- In its latest half-year results, Scentre Group (SCG) has swung into the red and recorded a slump in revenue
- The retail realtor saw its revenue drop to $1.09 billion come June 30 — a 16 per cent decrease compared to the same time last year
- While the group still managed to bring in over $1 billion in revenue, its profit margins have been heavily impacted
- In Scentre’s 2019 interim report, the company tabled $740 million in profit
- But, just 12 months later, the group posted a $3.66 billion loss
- The wild swing is primarily caused by COVID-19’s grip on the retail market, with many retailers forced to shut up shop for a season due to the pandemic
- Just last week, Scentre locked up 129 stores managed by fashion retailer Mosaic Brands (MOZ) following rent disputes
- Following the results, Scentre has stuck by its decision not to pay an interim dividend for FY20
- Scentre shares are up 4.7 per cent, trading for $2.12 per share
In its latest half-year results, Scentre Group (SCG) has swung into the red and recorded a slump in revenue.
The retail realtor saw its revenue drop to $1.09 billion come June 30 — a 16 per cent decrease compared to the same time last year.
While the group still managed to bring in over $1 billion in revenue, its profit margins have been heavily impacted.
In Scentre’s 2019 interim report, the company tabled $740 million in profit. But, just 12 months later, the group posted a $3.66 billion loss.
Ultimately, following the interim results, shareholders are looking at a 69.54 cent basic loss per stapled security.

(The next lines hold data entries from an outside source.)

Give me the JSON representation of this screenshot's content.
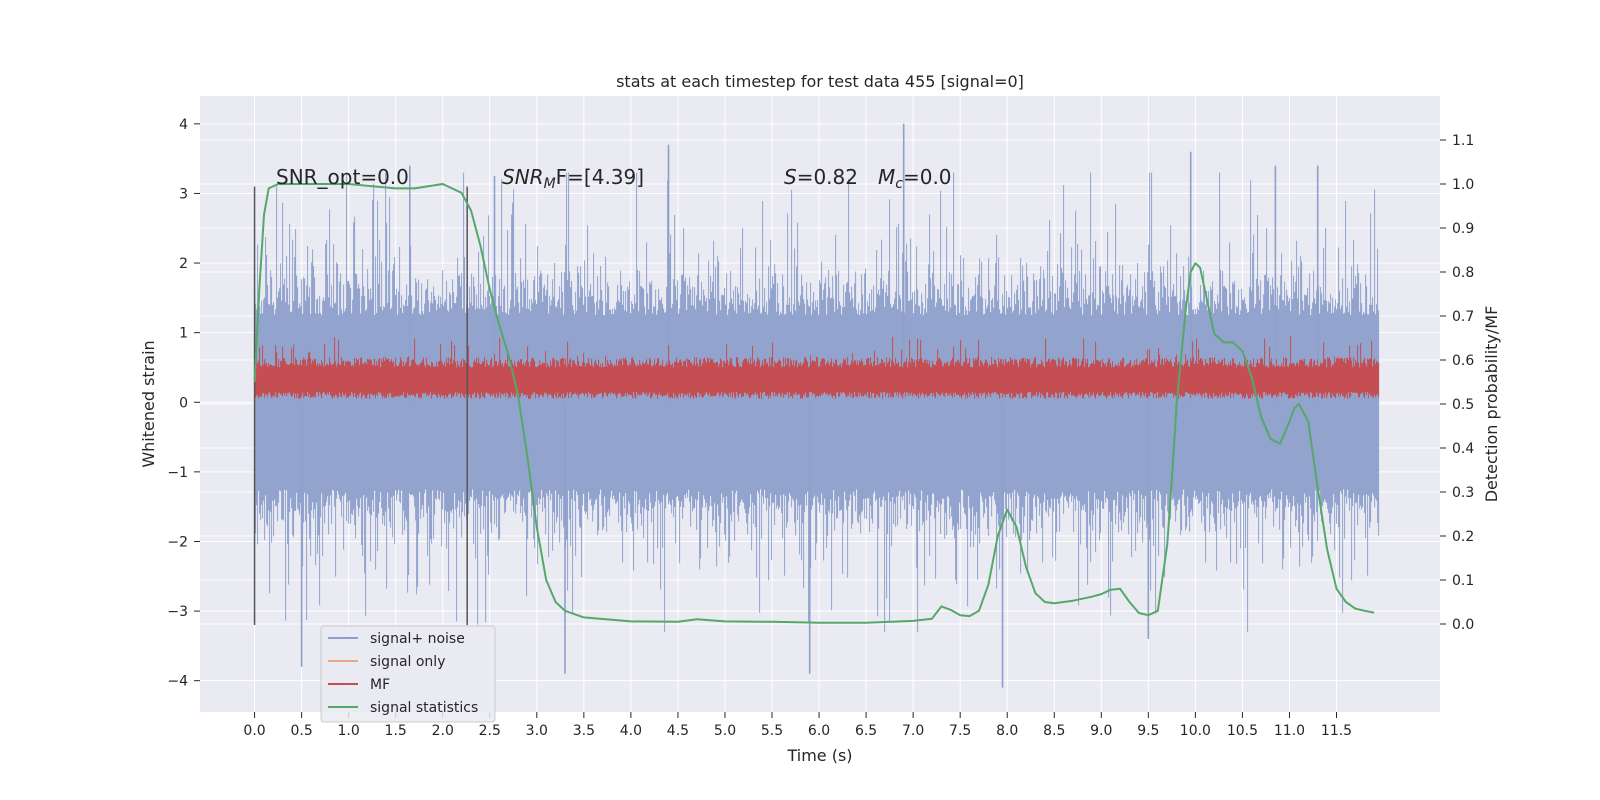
{
  "chart_data": {
    "type": "line",
    "title": "stats at each timestep for test data 455 [signal=0]",
    "xlabel": "Time (s)",
    "ylabel": "Whitened strain",
    "ylabel_right": "Detection probability/MF",
    "xlim": [
      -0.58,
      12.6
    ],
    "ylim": [
      -4.45,
      4.4
    ],
    "ylim_right": [
      -0.2,
      1.2
    ],
    "x_ticks": [
      0.0,
      0.5,
      1.0,
      1.5,
      2.0,
      2.5,
      3.0,
      3.5,
      4.0,
      4.5,
      5.0,
      5.5,
      6.0,
      6.5,
      7.0,
      7.5,
      8.0,
      8.5,
      9.0,
      9.5,
      10.0,
      10.5,
      11.0,
      11.5
    ],
    "x_tick_labels": [
      "0.0",
      "0.5",
      "1.0",
      "1.5",
      "2.0",
      "2.5",
      "3.0",
      "3.5",
      "4.0",
      "4.5",
      "5.0",
      "5.5",
      "6.0",
      "6.5",
      "7.0",
      "7.5",
      "8.0",
      "8.5",
      "9.0",
      "9.5",
      "10.0",
      "10.5",
      "11.0",
      "11.5"
    ],
    "y_ticks": [
      4,
      3,
      2,
      1,
      0,
      -1,
      -2,
      -3,
      -4
    ],
    "y_tick_labels": [
      "4",
      "3",
      "2",
      "1",
      "0",
      "−1",
      "−2",
      "−3",
      "−4"
    ],
    "y_ticks_right": [
      1.1,
      1.0,
      0.9,
      0.8,
      0.7,
      0.6,
      0.5,
      0.4,
      0.3,
      0.2,
      0.1,
      0.0
    ],
    "y_tick_labels_right": [
      "1.1",
      "1.0",
      "0.9",
      "0.8",
      "0.7",
      "0.6",
      "0.5",
      "0.4",
      "0.3",
      "0.2",
      "0.1",
      "0.0"
    ],
    "grid": true,
    "legend_position": "lower-left",
    "vlines": [
      0.0,
      2.26
    ],
    "vline_range": [
      -3.2,
      3.1
    ],
    "annotations": {
      "snr_opt": "SNR_opt=0.0",
      "snr_mf_main": "SNR",
      "snr_mf_sub": "M",
      "snr_mf_rest": "F=[4.39]",
      "s_main": "S",
      "s_rest": "=0.82",
      "mc_main": "M",
      "mc_sub": "c",
      "mc_rest": "=0.0"
    },
    "series": [
      {
        "name": "signal+ noise",
        "color": "#8da0cb",
        "axis": "left",
        "style": "noise",
        "x_range": [
          0.0,
          11.95
        ],
        "band_center": 0.0,
        "band_typical": 1.25,
        "band_peaks": 3.0,
        "extremes": [
          {
            "x": 0.5,
            "y": -3.8
          },
          {
            "x": 1.65,
            "y": 3.4
          },
          {
            "x": 3.3,
            "y": -3.9
          },
          {
            "x": 4.4,
            "y": 3.7
          },
          {
            "x": 5.9,
            "y": -3.9
          },
          {
            "x": 6.9,
            "y": 4.0
          },
          {
            "x": 7.95,
            "y": -4.1
          },
          {
            "x": 9.5,
            "y": -3.4
          },
          {
            "x": 9.95,
            "y": 3.6
          },
          {
            "x": 11.3,
            "y": 3.4
          },
          {
            "x": 2.55,
            "y": 3.25
          },
          {
            "x": 10.85,
            "y": 3.4
          }
        ]
      },
      {
        "name": "signal only",
        "color": "#e8a98b",
        "axis": "left",
        "style": "none"
      },
      {
        "name": "MF",
        "color": "#c44e52",
        "axis": "left",
        "style": "band",
        "x_range": [
          0.0,
          11.95
        ],
        "band_low": 0.05,
        "band_high": 0.6,
        "band_peaks": 0.95
      },
      {
        "name": "signal statistics",
        "color": "#55a868",
        "axis": "right",
        "style": "line",
        "x": [
          0.0,
          0.05,
          0.1,
          0.15,
          0.25,
          0.5,
          1.0,
          1.5,
          1.7,
          2.0,
          2.2,
          2.3,
          2.4,
          2.5,
          2.6,
          2.7,
          2.8,
          2.9,
          3.0,
          3.1,
          3.2,
          3.3,
          3.5,
          4.0,
          4.5,
          4.7,
          5.0,
          5.5,
          6.0,
          6.5,
          7.0,
          7.2,
          7.3,
          7.4,
          7.5,
          7.6,
          7.7,
          7.8,
          7.9,
          8.0,
          8.05,
          8.1,
          8.2,
          8.3,
          8.4,
          8.5,
          8.7,
          8.9,
          9.0,
          9.1,
          9.2,
          9.3,
          9.4,
          9.5,
          9.6,
          9.7,
          9.75,
          9.8,
          9.9,
          9.95,
          10.0,
          10.05,
          10.1,
          10.2,
          10.3,
          10.4,
          10.5,
          10.6,
          10.7,
          10.8,
          10.9,
          11.0,
          11.05,
          11.1,
          11.2,
          11.3,
          11.4,
          11.5,
          11.6,
          11.7,
          11.8,
          11.9
        ],
        "y": [
          0.55,
          0.76,
          0.93,
          0.99,
          1.0,
          1.0,
          1.0,
          0.99,
          0.99,
          1.0,
          0.98,
          0.94,
          0.86,
          0.76,
          0.68,
          0.61,
          0.52,
          0.38,
          0.22,
          0.1,
          0.05,
          0.03,
          0.015,
          0.006,
          0.005,
          0.011,
          0.006,
          0.005,
          0.003,
          0.003,
          0.007,
          0.012,
          0.04,
          0.032,
          0.02,
          0.018,
          0.03,
          0.09,
          0.2,
          0.26,
          0.24,
          0.22,
          0.13,
          0.07,
          0.05,
          0.047,
          0.053,
          0.062,
          0.068,
          0.078,
          0.08,
          0.05,
          0.025,
          0.02,
          0.03,
          0.18,
          0.33,
          0.5,
          0.72,
          0.8,
          0.82,
          0.81,
          0.76,
          0.66,
          0.64,
          0.64,
          0.62,
          0.56,
          0.47,
          0.42,
          0.41,
          0.46,
          0.49,
          0.5,
          0.46,
          0.31,
          0.17,
          0.08,
          0.05,
          0.035,
          0.03,
          0.026
        ]
      }
    ]
  }
}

The wild swing is primarily caused by COVID-19’s grip on the retail market, with many retailers forced to shut up shop for a season due to the pandemic.

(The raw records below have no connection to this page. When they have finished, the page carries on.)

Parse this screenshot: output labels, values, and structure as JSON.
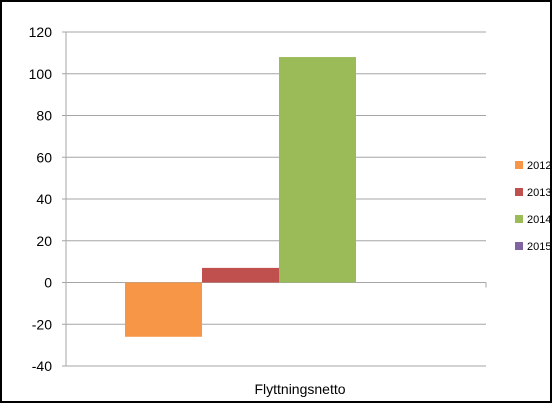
{
  "chart_data": {
    "type": "bar",
    "categories": [
      "Flyttningsnetto"
    ],
    "series": [
      {
        "name": "2012",
        "values": [
          -26
        ],
        "color": "#F79646"
      },
      {
        "name": "2013",
        "values": [
          7
        ],
        "color": "#C0504D"
      },
      {
        "name": "2014",
        "values": [
          108
        ],
        "color": "#9BBB59"
      },
      {
        "name": "2015",
        "values": [
          0
        ],
        "color": "#8064A2"
      }
    ],
    "ylim": [
      -40,
      120
    ],
    "yticks": [
      120,
      100,
      80,
      60,
      40,
      20,
      0,
      -20,
      -40
    ],
    "grid": true,
    "legend": "right"
  }
}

Just last week, Scentre locked up 129 stores managed by fashion retailer Mosaic Brands (MOZ) following rent disputes.
The move is set to impact around 400 workers across Mosaic retailers, including Millers, Rockmans, Noni B, and Rivers.
Speaking to the half-year results, Scentre Group CEO Peter Allen said the location of the company’s Westfield Living Centres was “a fundamental strength.”
“Our centres are in close proximity to the most densely populated urban areas with more than 16 million people living within a 30-minute drive of one of our centres,” Peter commented.
“The underlying fundamentals of the group’s business remain strong and the business is well-positioned to deliver long-term sustainable returns for securityholders through economic cycles,” he concluded.
Following the results, Scentre has stuck by its decision not to pay an interim dividend for FY20.
Scentre shares are up 4.7 per cent, trading for $2.12 per share at 10:34 am AEST.